Medicaid fraud is somewhat different. The program is administered by states, but while individual patients often face limits on services, the federal commitment to states is itself an uncapped entitlement. The more spending a state can attribute to Medicaid, the more federal matching funds it receives. This makes state governments, unwittingly or not, partners in fraud.

Policymakers and politicians have tried nearly every conceivable reform to address this. Today’s “new” ideas—value-based care, capitation, managed care—are variations of earlier efforts that failed to move the needle. Combining a commitment to all “needed” care with unlimited spending capacity creates pressures toward waste and fraud so powerful that no regulation or penalty can meaningfully contain them.

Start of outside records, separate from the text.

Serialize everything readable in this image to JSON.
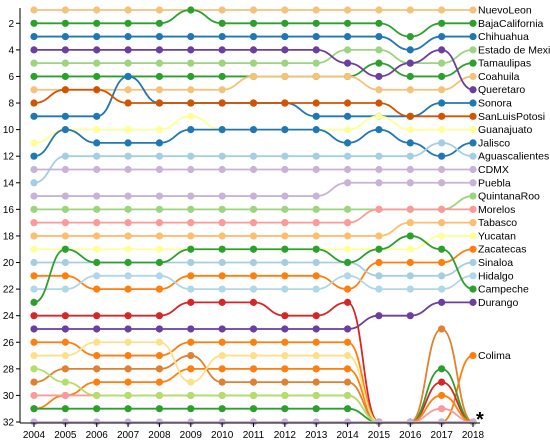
{
  "chart_data": {
    "type": "line",
    "subtype": "bump chart (rank over time)",
    "x": [
      2004,
      2005,
      2006,
      2007,
      2008,
      2009,
      2010,
      2011,
      2012,
      2013,
      2014,
      2015,
      2016,
      2017,
      2018
    ],
    "y_axis": {
      "min": 0,
      "max": 32,
      "inverted": true,
      "ticks": [
        2,
        4,
        6,
        8,
        10,
        12,
        14,
        16,
        18,
        20,
        22,
        24,
        26,
        28,
        30,
        32
      ]
    },
    "grid": false,
    "legend": "labels at right end of each series",
    "marker": "*",
    "series": [
      {
        "name": "NuevoLeon",
        "color": "#f4c27a",
        "values": [
          1,
          1,
          1,
          1,
          1,
          1,
          1,
          1,
          1,
          1,
          1,
          1,
          1,
          1,
          1
        ]
      },
      {
        "name": "BajaCalifornia",
        "color": "#2ca02c",
        "values": [
          2,
          2,
          2,
          2,
          2,
          1,
          2,
          2,
          2,
          2,
          2,
          2,
          3,
          2,
          2
        ]
      },
      {
        "name": "Chihuahua",
        "color": "#1f77b4",
        "values": [
          3,
          3,
          3,
          3,
          3,
          3,
          3,
          3,
          3,
          3,
          3,
          3,
          4,
          3,
          3
        ]
      },
      {
        "name": "Estado de Mexico",
        "color": "#9dd47f",
        "values": [
          5,
          5,
          5,
          5,
          5,
          5,
          5,
          5,
          5,
          5,
          4,
          4,
          5,
          5,
          4
        ]
      },
      {
        "name": "Tamaulipas",
        "color": "#2ca02c",
        "values": [
          6,
          6,
          6,
          6,
          6,
          6,
          6,
          6,
          6,
          6,
          6,
          5,
          6,
          6,
          5
        ]
      },
      {
        "name": "Coahuila",
        "color": "#f4c27a",
        "values": [
          7,
          7,
          7,
          7,
          7,
          7,
          7,
          6,
          6,
          6,
          6,
          7,
          7,
          7,
          6
        ]
      },
      {
        "name": "Queretaro",
        "color": "#6b3fa0",
        "values": [
          4,
          4,
          4,
          4,
          4,
          4,
          4,
          4,
          4,
          4,
          5,
          6,
          5,
          4,
          7
        ]
      },
      {
        "name": "Sonora",
        "color": "#1f77b4",
        "values": [
          9,
          9,
          9,
          6,
          8,
          8,
          8,
          8,
          8,
          9,
          9,
          9,
          9,
          8,
          8
        ]
      },
      {
        "name": "SanLuisPotosi",
        "color": "#d35400",
        "values": [
          8,
          7,
          7,
          8,
          8,
          8,
          8,
          8,
          8,
          8,
          8,
          8,
          9,
          9,
          9
        ]
      },
      {
        "name": "Guanajuato",
        "color": "#ffff99",
        "values": [
          11,
          10,
          10,
          10,
          10,
          9,
          10,
          10,
          10,
          10,
          10,
          9,
          10,
          10,
          10
        ]
      },
      {
        "name": "Jalisco",
        "color": "#1f77b4",
        "values": [
          12,
          10,
          11,
          11,
          11,
          10,
          10,
          10,
          10,
          10,
          11,
          10,
          11,
          12,
          11
        ]
      },
      {
        "name": "Aguascalientes",
        "color": "#a6cee3",
        "values": [
          14,
          12,
          12,
          12,
          12,
          12,
          12,
          12,
          12,
          12,
          12,
          12,
          12,
          11,
          12
        ]
      },
      {
        "name": "CDMX",
        "color": "#cab2d6",
        "values": [
          13,
          13,
          13,
          13,
          13,
          13,
          13,
          13,
          13,
          13,
          13,
          13,
          13,
          13,
          13
        ]
      },
      {
        "name": "Puebla",
        "color": "#cab2d6",
        "values": [
          15,
          15,
          15,
          15,
          15,
          15,
          15,
          15,
          15,
          15,
          14,
          14,
          14,
          14,
          14
        ]
      },
      {
        "name": "QuintanaRoo",
        "color": "#9dd47f",
        "values": [
          16,
          16,
          16,
          16,
          16,
          16,
          16,
          16,
          16,
          16,
          16,
          16,
          16,
          16,
          15
        ]
      },
      {
        "name": "Morelos",
        "color": "#fb9a99",
        "values": [
          17,
          17,
          17,
          17,
          17,
          17,
          17,
          17,
          17,
          17,
          17,
          16,
          16,
          16,
          16
        ]
      },
      {
        "name": "Tabasco",
        "color": "#fdbf6f",
        "values": [
          18,
          18,
          18,
          18,
          18,
          18,
          18,
          18,
          18,
          18,
          18,
          18,
          17,
          17,
          17
        ]
      },
      {
        "name": "Yucatan",
        "color": "#ffff99",
        "values": [
          19,
          19,
          19,
          19,
          19,
          19,
          19,
          19,
          19,
          19,
          19,
          19,
          19,
          18,
          18
        ]
      },
      {
        "name": "Zacatecas",
        "color": "#ff7f0e",
        "values": [
          21,
          21,
          22,
          22,
          22,
          21,
          21,
          21,
          21,
          21,
          22,
          20,
          20,
          20,
          19
        ]
      },
      {
        "name": "Sinaloa",
        "color": "#a6cee3",
        "values": [
          20,
          20,
          20,
          20,
          20,
          20,
          20,
          20,
          20,
          20,
          20,
          21,
          21,
          21,
          20
        ]
      },
      {
        "name": "Hidalgo",
        "color": "#b0d7e8",
        "values": [
          22,
          22,
          21,
          21,
          21,
          22,
          22,
          22,
          22,
          22,
          21,
          22,
          22,
          22,
          21
        ]
      },
      {
        "name": "Campeche",
        "color": "#2ca02c",
        "values": [
          23,
          19,
          20,
          20,
          20,
          19,
          19,
          19,
          19,
          19,
          20,
          19,
          18,
          19,
          22
        ]
      },
      {
        "name": "Durango",
        "color": "#6b3fa0",
        "values": [
          25,
          25,
          25,
          25,
          25,
          25,
          25,
          25,
          25,
          25,
          25,
          24,
          24,
          23,
          23
        ]
      },
      {
        "name": "Colima",
        "color": "#ff7f0e",
        "values": [
          31,
          30,
          29,
          29,
          29,
          28,
          28,
          28,
          28,
          28,
          28,
          32,
          32,
          32,
          27
        ]
      },
      {
        "name": "",
        "color": "#d62728",
        "values": [
          24,
          24,
          24,
          24,
          24,
          23,
          23,
          23,
          24,
          24,
          23,
          32,
          32,
          29,
          32
        ]
      },
      {
        "name": "",
        "color": "#2ca02c",
        "values": [
          31,
          31,
          31,
          31,
          31,
          31,
          31,
          31,
          31,
          31,
          31,
          32,
          32,
          28,
          32
        ]
      },
      {
        "name": "",
        "color": "#fb9a99",
        "values": [
          30,
          30,
          30,
          30,
          30,
          30,
          30,
          30,
          30,
          30,
          30,
          32,
          32,
          31,
          32
        ]
      },
      {
        "name": "",
        "color": "#e08030",
        "values": [
          29,
          28,
          28,
          28,
          28,
          27,
          29,
          29,
          29,
          29,
          29,
          32,
          32,
          25,
          32
        ]
      },
      {
        "name": "",
        "color": "#ff7f0e",
        "values": [
          26,
          26,
          27,
          27,
          27,
          26,
          26,
          26,
          26,
          26,
          26,
          32,
          32,
          30,
          32
        ]
      },
      {
        "name": "",
        "color": "#ffe08a",
        "values": [
          27,
          27,
          26,
          26,
          26,
          29,
          27,
          27,
          27,
          27,
          27,
          32,
          32,
          32,
          32
        ]
      },
      {
        "name": "",
        "color": "#b3de69",
        "values": [
          28,
          29,
          30,
          30,
          30,
          30,
          30,
          30,
          30,
          30,
          30,
          32,
          32,
          32,
          32
        ]
      },
      {
        "name": "",
        "color": "#c7b0d8",
        "values": [
          32,
          32,
          32,
          32,
          32,
          32,
          32,
          32,
          32,
          32,
          32,
          32,
          32,
          32,
          32
        ]
      }
    ]
  }
}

An open-ended entitlement promising comprehensive health care commands enormous political support. No politician wants to tell a 75-year-old voter that coverage has limits, or that a treatment is not worth the cost. And because so much Medicaid funding is diverted toward low-value services, any attempt to discipline spending is vulnerable to being portrayed as cutting essential benefits.

Consequently, Medicare and Medicaid fraud become the political gifts that keep on giving. Politicians can appear serious about health-care costs without confronting the hard decisions. They can chase bad actors while avoiding the thornier task of explaining that a promise originating in good faith 60 years ago can no longer be sustained.

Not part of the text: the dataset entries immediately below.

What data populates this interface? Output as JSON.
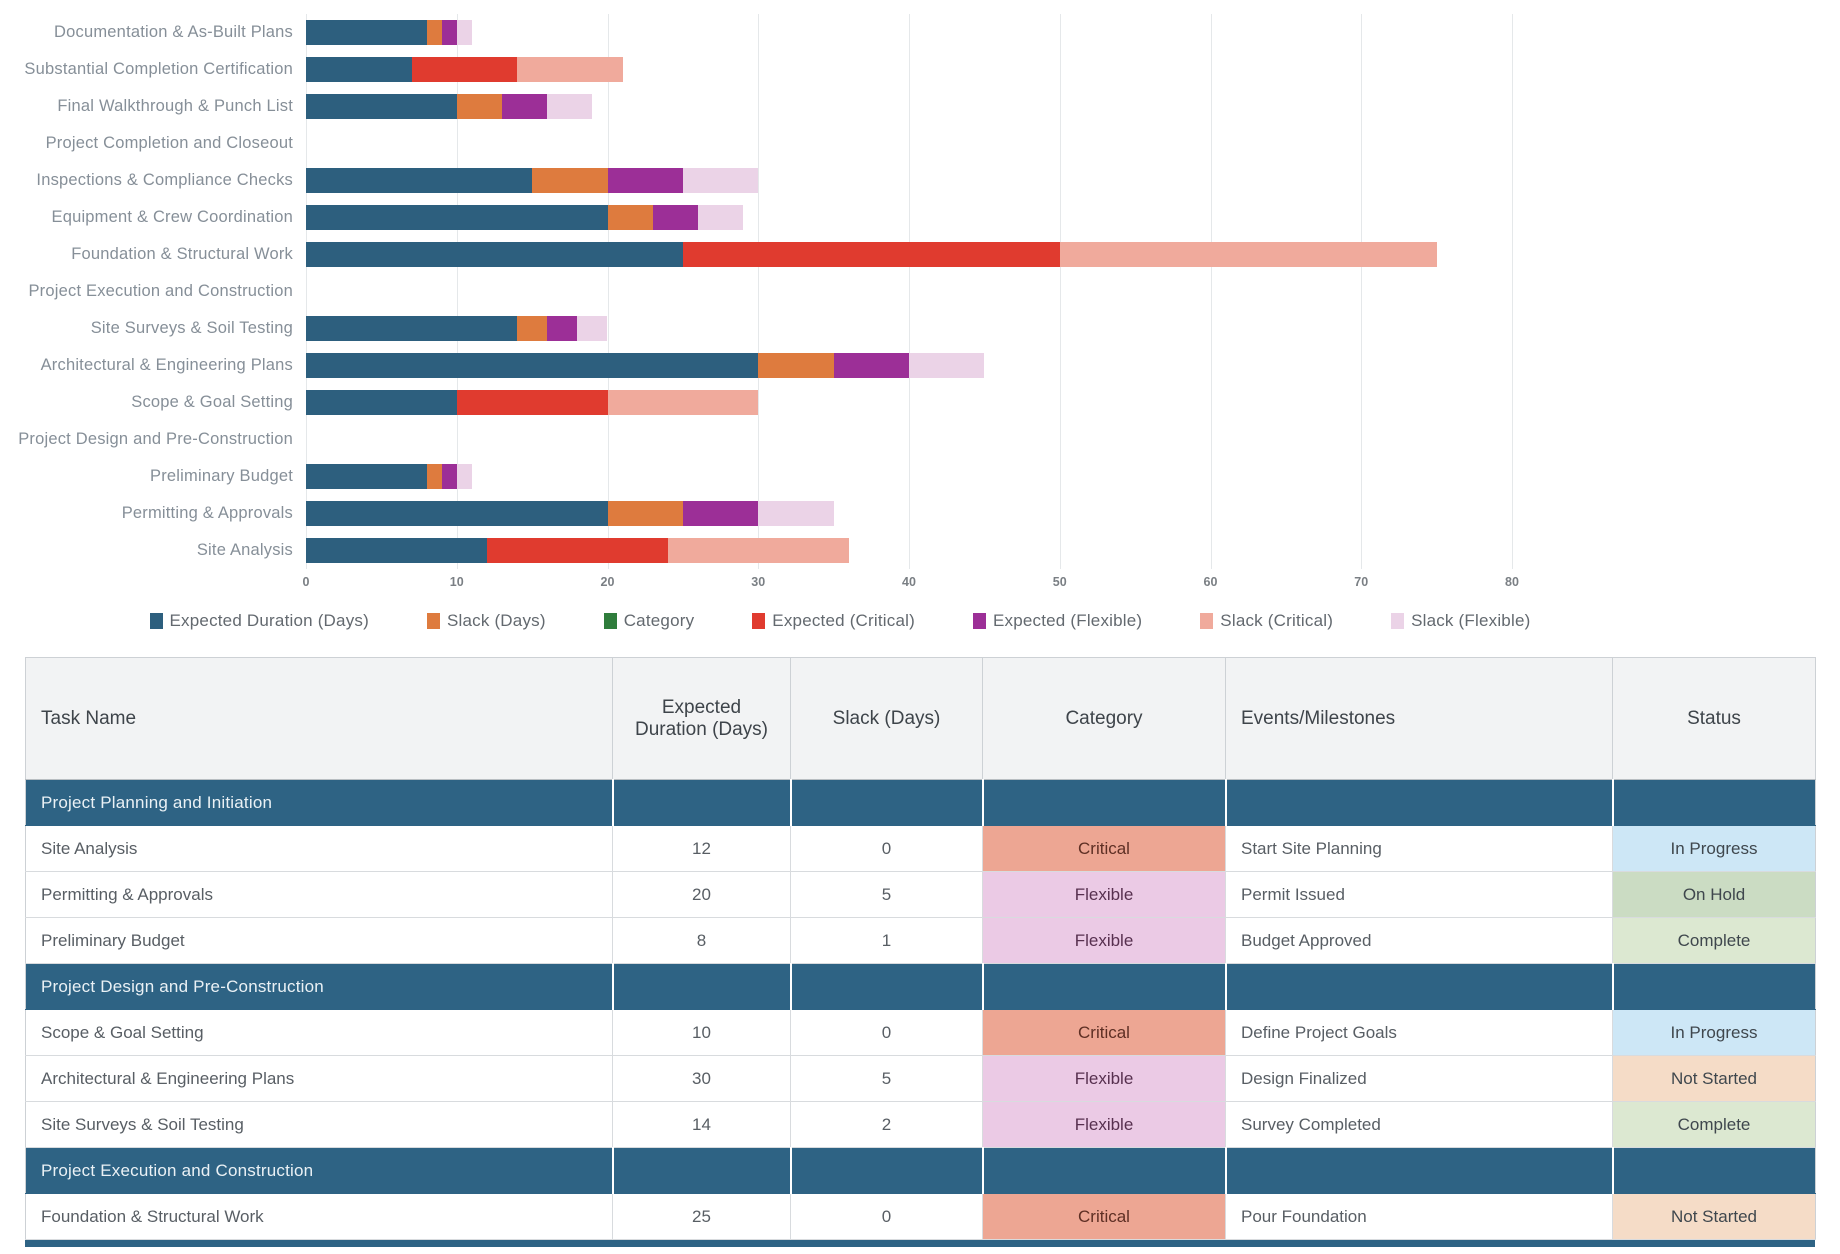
{
  "chart_data": {
    "type": "bar",
    "orientation": "horizontal",
    "stacked": true,
    "title": "",
    "xlabel": "",
    "ylabel": "",
    "xlim": [
      0,
      80
    ],
    "xticks": [
      0,
      10,
      20,
      30,
      40,
      50,
      60,
      70,
      80
    ],
    "grid": "vertical",
    "legend_position": "bottom",
    "categories": [
      "Documentation & As-Built Plans",
      "Substantial Completion Certification",
      "Final Walkthrough & Punch List",
      "Project Completion and Closeout",
      "Inspections & Compliance Checks",
      "Equipment & Crew Coordination",
      "Foundation & Structural Work",
      "Project Execution and Construction",
      "Site Surveys & Soil Testing",
      "Architectural & Engineering Plans",
      "Scope & Goal Setting",
      "Project Design and Pre-Construction",
      "Preliminary Budget",
      "Permitting & Approvals",
      "Site Analysis"
    ],
    "series": [
      {
        "name": "Expected Duration (Days)",
        "color": "#2d5f7e",
        "values": [
          8,
          7,
          10,
          0,
          15,
          20,
          25,
          0,
          14,
          30,
          10,
          0,
          8,
          20,
          12
        ]
      },
      {
        "name": "Slack (Days)",
        "color": "#de7b3e",
        "values": [
          1,
          0,
          3,
          0,
          5,
          3,
          0,
          0,
          2,
          5,
          0,
          0,
          1,
          5,
          0
        ]
      },
      {
        "name": "Category",
        "color": "#2f7d3c",
        "values": [
          0,
          0,
          0,
          0,
          0,
          0,
          0,
          0,
          0,
          0,
          0,
          0,
          0,
          0,
          0
        ]
      },
      {
        "name": "Expected (Critical)",
        "color": "#e03b2f",
        "values": [
          0,
          7,
          0,
          0,
          0,
          0,
          25,
          0,
          0,
          0,
          10,
          0,
          0,
          0,
          12
        ]
      },
      {
        "name": "Expected (Flexible)",
        "color": "#9c2f97",
        "values": [
          1,
          0,
          3,
          0,
          5,
          3,
          0,
          0,
          2,
          5,
          0,
          0,
          1,
          5,
          0
        ]
      },
      {
        "name": "Slack (Critical)",
        "color": "#f0aa9c",
        "values": [
          0,
          7,
          0,
          0,
          0,
          0,
          25,
          0,
          0,
          0,
          10,
          0,
          0,
          0,
          12
        ]
      },
      {
        "name": "Slack (Flexible)",
        "color": "#ebd3e7",
        "values": [
          1,
          0,
          3,
          0,
          5,
          3,
          0,
          0,
          2,
          5,
          0,
          0,
          1,
          5,
          0
        ]
      }
    ]
  },
  "table": {
    "headers": [
      "Task Name",
      "Expected Duration (Days)",
      "Slack (Days)",
      "Category",
      "Events/Milestones",
      "Status"
    ],
    "category_colors": {
      "Critical": "#eda693",
      "Flexible": "#ebcae5"
    },
    "status_colors": {
      "In Progress": "#cde7f6",
      "On Hold": "#cbdcc3",
      "Complete": "#dce8d1",
      "Not Started": "#f5dcc7"
    },
    "section_bg": "#2e6384",
    "sections": [
      {
        "name": "Project Planning and Initiation",
        "rows": [
          {
            "task": "Site Analysis",
            "expected": "12",
            "slack": "0",
            "category": "Critical",
            "milestone": "Start Site Planning",
            "status": "In Progress"
          },
          {
            "task": "Permitting & Approvals",
            "expected": "20",
            "slack": "5",
            "category": "Flexible",
            "milestone": "Permit Issued",
            "status": "On Hold"
          },
          {
            "task": "Preliminary Budget",
            "expected": "8",
            "slack": "1",
            "category": "Flexible",
            "milestone": "Budget Approved",
            "status": "Complete"
          }
        ]
      },
      {
        "name": "Project Design and Pre-Construction",
        "rows": [
          {
            "task": "Scope & Goal Setting",
            "expected": "10",
            "slack": "0",
            "category": "Critical",
            "milestone": "Define Project Goals",
            "status": "In Progress"
          },
          {
            "task": "Architectural & Engineering Plans",
            "expected": "30",
            "slack": "5",
            "category": "Flexible",
            "milestone": "Design Finalized",
            "status": "Not Started"
          },
          {
            "task": "Site Surveys & Soil Testing",
            "expected": "14",
            "slack": "2",
            "category": "Flexible",
            "milestone": "Survey Completed",
            "status": "Complete"
          }
        ]
      },
      {
        "name": "Project Execution and Construction",
        "rows": [
          {
            "task": "Foundation & Structural Work",
            "expected": "25",
            "slack": "0",
            "category": "Critical",
            "milestone": "Pour Foundation",
            "status": "Not Started"
          }
        ]
      }
    ]
  }
}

Of course, Oz should pursue “fraudsters”—without an enforcement effort, the effects of fraud on patients and taxpayers would be worse. But the persistence of Medicare and Medicaid fraud is the product of a structural flaw protected by powerful political forces. Our best hope is to focus on building a health-care system for everyone else that is more affordable, transparent, navigable, and effective—and then let Medicare and Medicaid beneficiaries demand to join it.